Involvement of epigenetic gene silencing of MRP1, MRP2, MRP3, MRP4, and BCRP in T47D/WT cells
Next, we investigated whether MRP1, MRP2, MRP3, MRP4, and BCRP could be epigenetically induced in T47D/WT cells following treatment with 2.5 μM 5-aza-2'-deoxycytidine for 96 h or 100 ng/mL trichostatin A (TSA) for 48 h. RT-PCR indicated that 5-aza-2'-deoxycytidine induced the mRNA expression of MRP2, MRP3, MRP4, and BCRP, while TSA induced the mRNA expression of MRP1, MRP2, MRP4, and BCRP in T47D/WT cells (Fig. 4).

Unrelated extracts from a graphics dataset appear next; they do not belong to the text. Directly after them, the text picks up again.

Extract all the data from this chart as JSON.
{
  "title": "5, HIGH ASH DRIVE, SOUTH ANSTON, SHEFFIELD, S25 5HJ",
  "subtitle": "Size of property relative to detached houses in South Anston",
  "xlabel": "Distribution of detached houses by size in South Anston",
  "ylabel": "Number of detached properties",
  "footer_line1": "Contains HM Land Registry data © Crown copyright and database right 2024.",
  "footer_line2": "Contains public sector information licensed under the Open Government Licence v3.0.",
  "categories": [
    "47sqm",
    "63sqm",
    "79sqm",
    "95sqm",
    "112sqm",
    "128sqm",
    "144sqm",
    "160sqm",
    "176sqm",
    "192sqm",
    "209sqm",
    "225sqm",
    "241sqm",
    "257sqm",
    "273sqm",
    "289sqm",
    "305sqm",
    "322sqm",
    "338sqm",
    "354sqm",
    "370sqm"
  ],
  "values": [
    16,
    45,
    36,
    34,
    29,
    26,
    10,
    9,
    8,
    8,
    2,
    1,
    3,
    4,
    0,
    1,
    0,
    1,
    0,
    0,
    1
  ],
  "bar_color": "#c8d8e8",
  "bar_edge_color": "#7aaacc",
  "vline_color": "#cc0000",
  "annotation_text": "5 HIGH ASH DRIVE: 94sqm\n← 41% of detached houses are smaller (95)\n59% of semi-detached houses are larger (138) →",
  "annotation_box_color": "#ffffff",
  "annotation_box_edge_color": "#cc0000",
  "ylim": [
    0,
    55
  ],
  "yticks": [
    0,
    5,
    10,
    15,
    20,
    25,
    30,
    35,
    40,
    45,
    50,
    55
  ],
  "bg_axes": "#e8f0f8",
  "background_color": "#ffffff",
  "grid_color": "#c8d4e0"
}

Decreased drug accumulation in T47D/SN120 and T47D/SN150 cells
Drug accumulation was assayed to estimate the functional activity of transporters in T47D/SN120 and T47D/SN150 cells. Calcein AM and mitoxantrone were used as fluorescent substrates for MRP and BCRP, respectively, and detected using flow cytometry. Accumulation of both the substrates decreased in T47D/SN120 and T47D/SN150 cells, compared to that in T47D/WT cells. However, upon treatment with the inhibitors probenecid and genistein, there was an increase in the accumulation of both the substrates (Figs. 5-6).
Contrarily, intracellular levels of rhodamine 123, a substrate of Pgp, were not affected following treatment with PCS833, a Pgp inhibitor in T47D/SN120 and T47D/SN150 cells.